L’ultima novità è puramente tecnica ed è il limite al 1° gennaio 2020 per la costruzione delle automobili in gara. L’anno passato il limite era l’inizio del 2018 e, in un solo anno, la FIA ha scelto di eliminare due annate di produzione.

Tra qualche giorno sarà pubblicata la lista dei partenti della prima gara e sarà un’utile indicazione per provare a individuare quali team saranno impegnati nell’intera stagione. Probabile una presenza importante di team iberici sotto le bandiere di Portogallo, Spagna e Andorra.

Tra questi il più esperto è quello basco Conde-Sergnese, con due mondiali in bacheca, e quello lusitano Silva-Ramalho, terzi nel 2025. Tra i portoghesi gareggeranno sicuramente almeno nelle gare iberiche anche le coppie Carpinteiro-Figueiredo e Serrano-Tavares, mentre saranno presenti in molte tappe mondiali anche i galiziani Fernández-Fernández.

Già annunciato il ritorno dei francesi Malga-Bonnel, ma attenzione alla promozione nella categoria principale di piloti e copiloti del calibro di Stricher, Le Borgne o Guigou. Al via con un’auto competitiva gli svizzeri Ott-Ott, rivelazione nella regolarità della stagione 2025.

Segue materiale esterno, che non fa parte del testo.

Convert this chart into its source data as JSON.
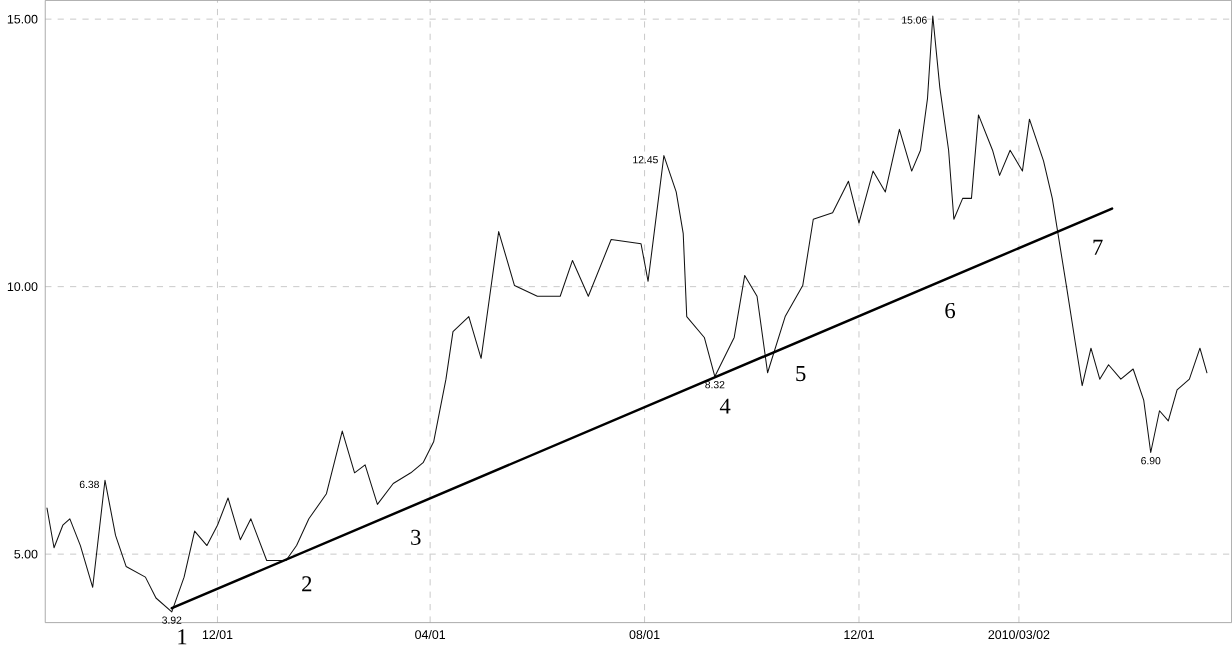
{
  "chart_data": {
    "type": "line",
    "xlim": [
      "2008-08-25",
      "2010-07-01"
    ],
    "ylim": [
      3.72,
      15.35
    ],
    "xticks": [
      {
        "value": "2008-12-01",
        "label": "12/01"
      },
      {
        "value": "2009-04-01",
        "label": "04/01"
      },
      {
        "value": "2009-08-01",
        "label": "08/01"
      },
      {
        "value": "2009-12-01",
        "label": "12/01"
      },
      {
        "value": "2010-03-02",
        "label": "2010/03/02"
      }
    ],
    "yticks": [
      {
        "value": 5,
        "label": "5.00"
      },
      {
        "value": 10,
        "label": "10.00"
      },
      {
        "value": 15,
        "label": "15.00"
      }
    ],
    "grid": true,
    "marker": "none",
    "line_style": "solid",
    "series": [
      {
        "color": "#111111",
        "x": [
          "2008-08-26",
          "2008-08-30",
          "2008-09-04",
          "2008-09-08",
          "2008-09-14",
          "2008-09-21",
          "2008-09-28",
          "2008-10-04",
          "2008-10-10",
          "2008-10-21",
          "2008-10-27",
          "2008-11-05",
          "2008-11-12",
          "2008-11-18",
          "2008-11-25",
          "2008-12-01",
          "2008-12-07",
          "2008-12-14",
          "2008-12-20",
          "2008-12-29",
          "2009-01-09",
          "2009-01-15",
          "2009-01-22",
          "2009-02-01",
          "2009-02-10",
          "2009-02-17",
          "2009-02-23",
          "2009-03-02",
          "2009-03-11",
          "2009-03-21",
          "2009-03-28",
          "2009-04-03",
          "2009-04-10",
          "2009-04-14",
          "2009-04-23",
          "2009-04-30",
          "2009-05-10",
          "2009-05-19",
          "2009-06-01",
          "2009-06-14",
          "2009-06-21",
          "2009-06-30",
          "2009-07-13",
          "2009-07-30",
          "2009-08-03",
          "2009-08-12",
          "2009-08-19",
          "2009-08-23",
          "2009-08-25",
          "2009-09-04",
          "2009-09-10",
          "2009-09-21",
          "2009-09-27",
          "2009-10-04",
          "2009-10-10",
          "2009-10-20",
          "2009-10-30",
          "2009-11-05",
          "2009-11-16",
          "2009-11-25",
          "2009-12-01",
          "2009-12-09",
          "2009-12-16",
          "2009-12-24",
          "2009-12-31",
          "2010-01-05",
          "2010-01-09",
          "2010-01-12",
          "2010-01-16",
          "2010-01-21",
          "2010-01-24",
          "2010-01-29",
          "2010-02-03",
          "2010-02-07",
          "2010-02-15",
          "2010-02-19",
          "2010-02-25",
          "2010-03-04",
          "2010-03-08",
          "2010-03-16",
          "2010-03-21",
          "2010-03-29",
          "2010-04-03",
          "2010-04-07",
          "2010-04-12",
          "2010-04-17",
          "2010-04-22",
          "2010-04-29",
          "2010-05-06",
          "2010-05-12",
          "2010-05-16",
          "2010-05-21",
          "2010-05-26",
          "2010-05-31",
          "2010-06-07",
          "2010-06-13",
          "2010-06-17"
        ],
        "values": [
          5.86,
          5.12,
          5.54,
          5.66,
          5.16,
          4.38,
          6.38,
          5.35,
          4.77,
          4.57,
          4.18,
          3.92,
          4.57,
          5.43,
          5.16,
          5.54,
          6.05,
          5.27,
          5.66,
          4.88,
          4.88,
          5.16,
          5.66,
          6.13,
          7.3,
          6.52,
          6.67,
          5.93,
          6.32,
          6.52,
          6.71,
          7.1,
          8.27,
          9.16,
          9.44,
          8.66,
          11.03,
          10.02,
          9.82,
          9.82,
          10.49,
          9.82,
          10.88,
          10.8,
          10.1,
          12.45,
          11.77,
          10.99,
          9.44,
          9.05,
          8.32,
          9.05,
          10.21,
          9.82,
          8.39,
          9.44,
          10.02,
          11.26,
          11.38,
          11.97,
          11.19,
          12.16,
          11.77,
          12.94,
          12.16,
          12.55,
          13.52,
          15.06,
          13.72,
          12.55,
          11.26,
          11.65,
          11.65,
          13.21,
          12.55,
          12.08,
          12.55,
          12.16,
          13.13,
          12.35,
          11.65,
          10.02,
          8.97,
          8.15,
          8.85,
          8.27,
          8.54,
          8.27,
          8.46,
          7.88,
          6.9,
          7.68,
          7.49,
          8.07,
          8.27,
          8.85,
          8.39
        ]
      },
      {
        "color": "#000000",
        "x": [
          "2008-11-05",
          "2010-04-24"
        ],
        "values": [
          3.99,
          11.46
        ]
      }
    ],
    "annotations": [
      {
        "text": "3.92",
        "x": "2008-11-05",
        "y": 3.92
      },
      {
        "text": "6.38",
        "x": "2008-09-28",
        "y": 6.38
      },
      {
        "text": "12.45",
        "x": "2009-08-12",
        "y": 12.45
      },
      {
        "text": "8.32",
        "x": "2009-09-10",
        "y": 8.32
      },
      {
        "text": "15.06",
        "x": "2010-01-12",
        "y": 15.06
      },
      {
        "text": "6.90",
        "x": "2010-05-16",
        "y": 6.9
      },
      {
        "text": "1",
        "x": "2008-11-05",
        "y": 3.99
      },
      {
        "text": "2",
        "x": "2009-01-15",
        "y": 4.98
      },
      {
        "text": "3",
        "x": "2009-03-18",
        "y": 5.85
      },
      {
        "text": "4",
        "x": "2009-09-10",
        "y": 8.3
      },
      {
        "text": "5",
        "x": "2009-10-23",
        "y": 8.91
      },
      {
        "text": "6",
        "x": "2010-01-16",
        "y": 10.09
      },
      {
        "text": "7",
        "x": "2010-04-10",
        "y": 11.27
      }
    ]
  }
}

Nel mondo ceco, oltre ai due volti iridati Žďárský-Nábělek, hanno dimostrato il proprio valore anche le coppie Korený-Bohumská e Bydžovský-Timura. L’Europa orientale porterà in gara anche i bulgari Dedikov-Dedikova e gli sloveni Špacapan-Kobal.

Per quanto riguarda l’Italia c’è un importante ritorno dei propri alfieri nel panorama internazionale. Sicuramente già al via in Spagna il pilota di Formula Uno Stefano Modena e senz’altro presenti in alcune gare anche Pietro Gasparri e Matteo Rigamonti, in attesa di sapere con certezza i progetti 2026 di Guido Guerrini e Artur Prusak, campioni del mondo in carica che gareggiano con i colori di San Marino.

Guido Guerrini conclude la Dakar

Dopo uno straordinario 2025 sportivo, Guido Guerrini, pilota e copilota con licenza sammarinese FAMS, ha portato a termine la sua prima Dakar. Il risultato sportivo non lascerà il segno negli annuari della gara, ma essere riuscito a concludere il rally ha un valore importante sia come esperienza per il futuro sia come arricchimento personale. Insieme al pilota Lorenzo Delladio su Porsche 959 Dakar Evo, Guerrini ha raccolto un ottantaduesimo posto, quarantesimo di categoria, rischiando in più di un’occasione di compromettere la gara.

Il battesimo con le piste in pietra non è stato dei migliori, con guai meccanici già dalla prima tappa. Complessivamente, nella prima settimana di gara, la Porsche 959 Dakar Evo non ha potuto esprimersi al meglio, mentre i meccanici ogni notte cercavano di rimediare ai problemi della giornata. Una volta raggiunto il giusto equilibrio, è avvenuto l’incidente sulla duna nella tappona successiva alla giornata di riposo. Da quel momento, i guai fisici hanno condizionato Delladio e Guerrini, che si sono ritrovati vicini al ritiro nelle lunghe 29 ore nel deserto, indispensabili per portare in fondo la settima tappa.

Una storia a parte merita il progetto sul quale Lorenzo Delladio, titolare de “La Sportiva” e Presidente di Confindustria Trento, ha coinvolto Guerrini. Attraverso la collaborazione con Sikkens Motorsport è stata allestita una Porsche 959 Dakar Evo del tutto simile a quella che ottenne i primi due posti alla Dakar 1986 con Metge e Ickx, con l’intento di portare nuova gloria alla casa di Stoccarda nella categoria Classic. Il percorso è appena iniziato e i prossimi mesi diranno se ci sarà un seguito ancora alla Dakar oppure su altre vetrine internazionali. L’auto è stata senza ombra di dubbio una delle più seguite e fotografate della Dakar 2026.

Nella conferenza stampa di fine gara presso il bivacco di Yanbú, Guido Guerrini ha ringraziato Lorenzo Delladio per averlo scelto in questa avventura e, allo stesso tempo, ha fatto un plauso a tutti i meccanici di Sikkens Motorsport e di R-Team, per aver reso possibile la realizzazione di un sogno. Una menzione particolare è stata inoltre rivolta a Franco e Mauro, preziosi amici di Lorenzo, che hanno aiutato nella logistica e collaborato attivamente, e un ringraziamento al personale medico della Dakar, che ha rimesso in piedi l’equipaggi permttendogli di continuare il rally.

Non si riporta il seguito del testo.